The intervention was switching from reference products to biosimilars, with the comparator being continued reference product use. The review found that efficacy and safety profiles were maintained, immunogenicity was equivalent, and retention rates and disease activity outcomes were comparable between biosimilars and reference products. No specific effect sizes, absolute numbers, p-values, or confidence intervals were reported.

Safety and tolerability details, including adverse events, serious adverse events, and discontinuations, were not reported in the review. The review did not list specific limitations.

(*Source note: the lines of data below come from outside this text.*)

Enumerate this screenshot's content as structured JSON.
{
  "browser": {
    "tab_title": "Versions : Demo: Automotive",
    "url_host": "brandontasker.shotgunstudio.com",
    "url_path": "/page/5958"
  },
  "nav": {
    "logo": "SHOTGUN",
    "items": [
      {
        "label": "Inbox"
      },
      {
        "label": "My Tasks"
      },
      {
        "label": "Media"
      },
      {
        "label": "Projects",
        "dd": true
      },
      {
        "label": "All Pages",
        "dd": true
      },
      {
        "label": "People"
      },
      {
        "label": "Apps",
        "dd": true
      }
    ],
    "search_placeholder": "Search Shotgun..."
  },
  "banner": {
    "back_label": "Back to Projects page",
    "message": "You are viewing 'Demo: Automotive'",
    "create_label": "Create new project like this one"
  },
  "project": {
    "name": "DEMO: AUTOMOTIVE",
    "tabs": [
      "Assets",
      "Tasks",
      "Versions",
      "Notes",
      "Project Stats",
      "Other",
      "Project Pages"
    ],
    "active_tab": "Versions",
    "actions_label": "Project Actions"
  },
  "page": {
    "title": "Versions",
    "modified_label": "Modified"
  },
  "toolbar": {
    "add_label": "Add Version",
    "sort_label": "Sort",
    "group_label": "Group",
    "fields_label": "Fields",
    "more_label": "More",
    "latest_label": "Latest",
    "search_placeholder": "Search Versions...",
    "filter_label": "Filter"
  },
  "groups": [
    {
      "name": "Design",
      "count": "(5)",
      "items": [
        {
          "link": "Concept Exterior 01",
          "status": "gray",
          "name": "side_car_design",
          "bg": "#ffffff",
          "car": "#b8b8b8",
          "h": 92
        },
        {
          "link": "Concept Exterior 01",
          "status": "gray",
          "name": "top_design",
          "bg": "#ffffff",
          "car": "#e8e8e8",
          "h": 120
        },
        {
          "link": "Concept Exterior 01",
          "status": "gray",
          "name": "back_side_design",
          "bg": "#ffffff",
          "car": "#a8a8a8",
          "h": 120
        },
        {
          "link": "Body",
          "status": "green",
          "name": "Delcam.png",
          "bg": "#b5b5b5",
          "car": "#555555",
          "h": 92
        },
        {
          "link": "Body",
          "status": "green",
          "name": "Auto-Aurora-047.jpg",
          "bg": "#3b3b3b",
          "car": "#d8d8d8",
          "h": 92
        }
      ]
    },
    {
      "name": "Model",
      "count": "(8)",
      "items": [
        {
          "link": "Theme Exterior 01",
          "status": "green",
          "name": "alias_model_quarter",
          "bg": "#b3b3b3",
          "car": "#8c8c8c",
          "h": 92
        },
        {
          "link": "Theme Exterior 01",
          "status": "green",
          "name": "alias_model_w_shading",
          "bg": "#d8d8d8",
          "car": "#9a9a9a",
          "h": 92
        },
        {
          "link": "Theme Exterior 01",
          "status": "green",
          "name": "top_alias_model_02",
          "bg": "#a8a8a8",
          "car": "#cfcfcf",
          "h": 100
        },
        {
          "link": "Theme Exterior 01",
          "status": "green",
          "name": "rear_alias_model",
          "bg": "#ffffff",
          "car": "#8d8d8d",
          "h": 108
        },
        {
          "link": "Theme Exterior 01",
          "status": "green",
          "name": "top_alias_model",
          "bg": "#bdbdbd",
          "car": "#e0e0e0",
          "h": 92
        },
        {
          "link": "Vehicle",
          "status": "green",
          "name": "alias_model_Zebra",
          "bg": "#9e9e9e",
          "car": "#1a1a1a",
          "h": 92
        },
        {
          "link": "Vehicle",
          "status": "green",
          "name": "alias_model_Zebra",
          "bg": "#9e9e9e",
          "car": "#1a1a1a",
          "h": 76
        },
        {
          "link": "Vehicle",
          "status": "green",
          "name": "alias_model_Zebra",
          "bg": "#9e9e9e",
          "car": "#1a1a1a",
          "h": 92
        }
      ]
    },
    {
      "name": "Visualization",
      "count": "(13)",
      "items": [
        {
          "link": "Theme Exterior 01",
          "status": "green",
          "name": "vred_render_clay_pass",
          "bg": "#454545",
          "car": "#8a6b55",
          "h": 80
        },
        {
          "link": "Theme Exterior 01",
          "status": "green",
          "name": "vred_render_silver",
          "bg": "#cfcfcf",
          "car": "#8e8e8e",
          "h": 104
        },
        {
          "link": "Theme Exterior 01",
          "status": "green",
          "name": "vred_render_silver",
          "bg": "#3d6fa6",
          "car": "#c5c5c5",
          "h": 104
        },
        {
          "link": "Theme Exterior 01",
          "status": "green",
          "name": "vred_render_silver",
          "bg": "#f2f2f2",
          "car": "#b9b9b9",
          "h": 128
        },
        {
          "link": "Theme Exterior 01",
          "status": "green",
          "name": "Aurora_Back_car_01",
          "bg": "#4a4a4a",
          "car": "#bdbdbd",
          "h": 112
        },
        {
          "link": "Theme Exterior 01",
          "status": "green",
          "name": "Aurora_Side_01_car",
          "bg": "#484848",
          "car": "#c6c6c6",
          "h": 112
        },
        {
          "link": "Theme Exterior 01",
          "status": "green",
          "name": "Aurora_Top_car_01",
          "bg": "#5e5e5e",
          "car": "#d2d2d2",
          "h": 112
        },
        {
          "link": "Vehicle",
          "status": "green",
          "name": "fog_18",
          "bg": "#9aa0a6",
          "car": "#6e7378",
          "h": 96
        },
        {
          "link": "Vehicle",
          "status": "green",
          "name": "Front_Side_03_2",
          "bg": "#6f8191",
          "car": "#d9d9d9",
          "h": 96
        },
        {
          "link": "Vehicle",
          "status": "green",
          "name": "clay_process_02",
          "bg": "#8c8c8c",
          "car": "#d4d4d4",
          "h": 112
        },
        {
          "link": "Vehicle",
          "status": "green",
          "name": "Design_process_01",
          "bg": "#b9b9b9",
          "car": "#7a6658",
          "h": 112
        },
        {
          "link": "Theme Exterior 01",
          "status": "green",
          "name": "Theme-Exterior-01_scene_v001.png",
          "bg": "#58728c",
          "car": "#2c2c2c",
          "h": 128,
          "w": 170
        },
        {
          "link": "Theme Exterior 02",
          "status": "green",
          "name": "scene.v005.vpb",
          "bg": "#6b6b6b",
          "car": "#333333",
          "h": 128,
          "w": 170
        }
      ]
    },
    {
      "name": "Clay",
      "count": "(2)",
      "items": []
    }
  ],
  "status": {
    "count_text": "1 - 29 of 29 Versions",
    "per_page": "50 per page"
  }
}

The practice relevance states that biosimilar switching is an appropriate clinical therapeutic strategy for AS patients with stable responses on reference biologics. Clinicians should interpret these findings within the context of a narrative review, which synthesizes existing evidence without new data generation.

Study Details

Study typeRct
EvidenceLevel 2
PublishedApr 2026
View Original Abstract ↓
Biosimilar tumor necrosis factor inhibitors provide therapeutically equivalent alternatives to reference biologics for ankylosing spondylitis (AS) management at reduced costs. Clinical adoption depends on the confidence that switching stable patients from reference products to biosimilars maintains disease control. This review synthesizes the evidence on biosimilar switching in AS populations from regulatory approval programs, randomized controlled trials, and real-world observational studies. It is presented as a structured narrative review based on searches of PubMed, EMBASE, and the Cochrane Library, covering publications from January 2013 to March 2025. Approved biosimilars achieve molecular similarity and therapeutic equivalence to the reference products through analytical characterization, functional equivalence studies, and clinical comparability trials. Randomized switching trials demonstrate maintained efficacy and comparable safety profiles when patients with stable AS transition from the reference infliximab to biosimilar formulations. Immunogenicity profiles demonstrate equivalence between products. Multinational registry data corroborate these findings across diverse healthcare systems. Retention rates and disease activity outcomes are comparable between biosimilars and reference products when baseline patient characteristics are considered. Successful implementation requires patient engagement through transparent communication about biosimilar development and switching evidence. Individualized monitoring protocols should be tailored to baseline disease stability. Clinicians should recognize nocebo effects as a distinct contributor to switching outcomes and apply structured management strategies to address them. The accumulated evidence supports biosimilar switching as an appropriate clinical therapeutic strategy for AS patients with stable responses on reference biologics. This approach offers healthcare cost reductions without compromising treatment outcomes.